- Born: Jean Margaret Edney 29 October 1928 Castlemaine, Victoria, Australia
- Died: 5 January 2011 (aged 82)
- Education: University of London
- Scientific career
- Thesis: Studies on the toxicity of influenza viruses (1955)

= Margaret Sabine =

Australian virologist

Margaret Sabine (1928–2011) was the pioneering virologist for Australian veterinary schools. She conducted studies on viruses in cats and horses, with her characterisation of different equine viruses being her most significant scientific contribution. Other achievements include becoming head of the department of veterinary pathology and bacteriology, being chairwoman of the NSW Animal Welfare Advisory Council, an honorary Doctor of Veterinary Science degree at the University of Sydney, and being a co-discoverer of viral interference.

==Early life==
Sabine was born on 29 October 1928, in Castlemaine, Victoria and named Jean Margaret Edney. She attended Mac.Robertson Girls High in Melbourne. She attended Melbourne University, studying biochemistry and graduated with a master's degree in science in 1948.

==Career==
Margaret Sabine (née Edney) began her career working as an assistant to Sir MacFarlane Burnet at the Walter and Eliza Hall Institute.
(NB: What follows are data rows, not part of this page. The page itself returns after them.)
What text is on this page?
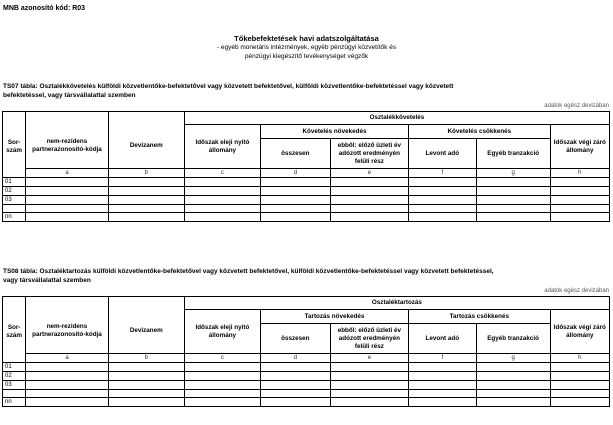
MNB azonosító kód: R03
Tőkebefektetések havi adatszolgáltatása
- egyéb monetáris intézmények, egyéb pénzügyi közvetítők és
pénzügyi kiegészítő tevékenységet végzők
TS07 tábla: Osztalékkövetelés külföldi közvetlentőke-befektetővel vagy közvetett befektetővel, külföldi közvetlentőke-befektetéssel vagy közvetett
befektetéssel, vagy társvállalattal szemben
adatok egész devizában
			Osztalékkövetelés					
Sor-szám	nem-rezidens partnerazonosító-kódja	Devizanem	Időszak eleji nyitó állomány	Követelés növekedés		Követelés csökkenés		Időszak végi záró állomány
				összesen	ebből: előző üzleti év adózott eredményén felüli rész	Levont adó	Egyéb tranzakció	
	a	b	c	d	e	f	g	h
01								
02								
03								

nn								
TS08 tábla: Osztaléktartozás külföldi közvetlentőke-befektetővel vagy közvetett befektetővel, külföldi közvetlentőke-befektetéssel vagy közvetett befektetéssel,
vagy társvállalattal szemben
adatok egész devizában
			Osztaléktartozás					
Sor-szám	nem-rezidens partnerazonosító-kódja	Devizanem	Időszak eleji nyitó állomány	Tartozás növekedés		Tartozás csökkenés		Időszak végi záró állomány
				összesen	ebből: előző üzleti év adózott eredményén felüli rész	Levont adó	Egyéb tranzakció	
	a	b	c	d	e	f	g	h
01								
02								
03								

nn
Sabine collaborated on research into the viral interference phenomenon with Alick Isaacs during the year he spent in Burnet's laboratory in 1956. Sabine later switched her research interests from human virology to virology in animals. Sabine was awarded her doctorate from University College Hospital Medical School in London.

She married Terry Sabine, a physicist, in 1956.

From 1973 she was a member of the Faculty of Veterinary Science at the University of Sydney, where she was the first virologist appointed to a veterinary school in Australia and in 1991 and 1992 she was Head of the Department of Veterinary Pathology. In 1976 her lab discovered and characterised the different equine herpes viruses which affected racehorses.

Sabine retired in 1993, having also served as vice principal of The Women's College at the University of Sydney from 1984 to 1992.

Sabine died on 5 January 2011.

==Works==
- Edney, Jean Margaret (1952). "The multiplication of bacteriophages : a review of literature; Influence of ions on thermal inactivation and modification of an influenza virus"
- Sabine, Margaret (1992). "Virology for Australian veterinarians"
- Sabine, Margaret (1995). "Veterinary virology in Australia : the French connection : proceedings of a conference held at the Women's College within the University of Sydney, Australia, 9-11 July, 1994"

==Awards==
- Sabine was conferred the title of Honorary Fellow of the University of Sydney in 2001.